The Detection Club
The Detection Club was set up in 1930 by a group of leading detective novelists. The prime mover was Anthony Berkeley and founder members included Dorothy L. Sayers, Agatha Christie and Freeman Wills Crofts. It is the oldest and most august society of crime writers in the world. Essentially a social and dining organisation, it currently holds three meetings each year. Members are elected by secret ballot and there is an 'initiation ceremony' which involves the taking of an oath, the wording of which has varied over the years. Past Presidents of the Club include G.K. Chesterton, E.C. Bentley, Sayers and Christie.

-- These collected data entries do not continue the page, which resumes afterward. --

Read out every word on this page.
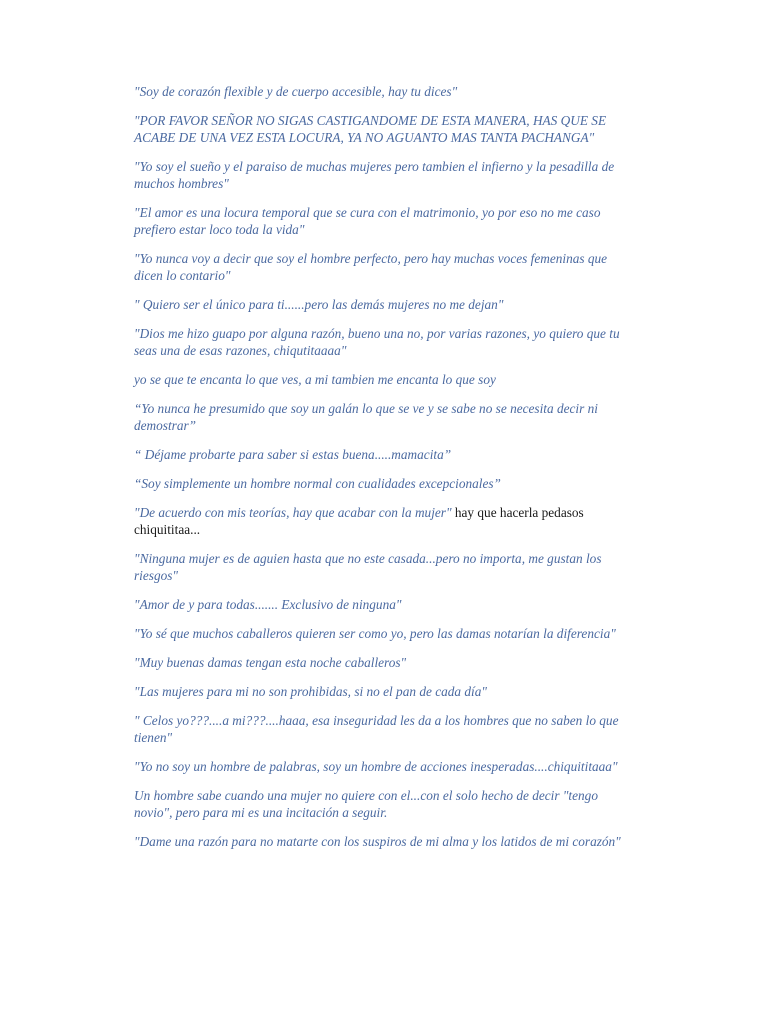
"Soy de corazón flexible y de cuerpo accesible, hay tu dices"

"POR FAVOR SEÑOR NO SIGAS CASTIGANDOME DE ESTA MANERA, HAS QUE SE ACABE DE UNA VEZ ESTA LOCURA, YA NO AGUANTO MAS TANTA PACHANGA"

"Yo soy el sueño y el paraiso de muchas mujeres pero tambien el infierno y la pesadilla de muchos hombres"

"El amor es una locura temporal que se cura con el matrimonio, yo por eso no me caso prefiero estar loco toda la vida"

"Yo nunca voy a decir que soy el hombre perfecto, pero hay muchas voces femeninas que dicen lo contario"

" Quiero ser el único para ti......pero las demás mujeres no me dejan"

"Dios me hizo guapo por alguna razón, bueno una no, por varias razones, yo quiero que tu seas una de esas razones, chiqutitaaaa"

yo se que te encanta lo que ves, a mi tambien me encanta lo que soy

“Yo nunca he presumido que soy un galán lo que se ve y se sabe no se necesita decir ni demostrar”

“ Déjame probarte para saber si estas buena.....mamacita”

“Soy simplemente un hombre normal con cualidades excepcionales”

"De acuerdo con mis teorías, hay que acabar con la mujer" hay que hacerla pedasos chiquititaa...

"Ninguna mujer es de aguien hasta que no este casada...pero no importa, me gustan los riesgos"

"Amor de y para todas....... Exclusivo de ninguna"

"Yo sé que muchos caballeros quieren ser como yo, pero las damas notarían la diferencia"

"Muy buenas damas tengan esta noche caballeros"

"Las mujeres para mi no son prohibidas, si no el pan de cada día"

" Celos yo???....a mi???....haaa, esa inseguridad les da a los hombres que no saben lo que tienen"

"Yo no soy un hombre de palabras, soy un hombre de acciones inesperadas....chiquititaaa"

Un hombre sabe cuando una mujer no quiere con el...con el solo hecho de decir "tengo novio", pero para mi es una incitación a seguir.

"Dame una razón para no matarte con los suspiros de mi alma y los latidos de mi corazón"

The current President is Simon Brett.
The Detection Club has been responsible for various noteworthy books, including 'round-robin' novels, most famously The Floating Admiral (1932), short story anthologies, and even investigations into real-life crimes: The Anatomy of Murder (1936.)
In 2008 Martin was elected to membership of the Detection Club and in 2011 he was appointed as the Club's first archivist. These photographs, kindly supplied by Kate Charles, were taken on the occasion of Kate's initiation as a member of the Club. They show Martin talking with Simon Brett, and Kate with Eric the Skull.
Martin has contributed introductions to two Harper Collins reissues of Detection Club books from the Thirties, Ask a Policeman, and The Anatomy of Murder.
This page is not in any sense an 'official' account of the Club's activities, but will develop to include information about the Club's history and previous publications.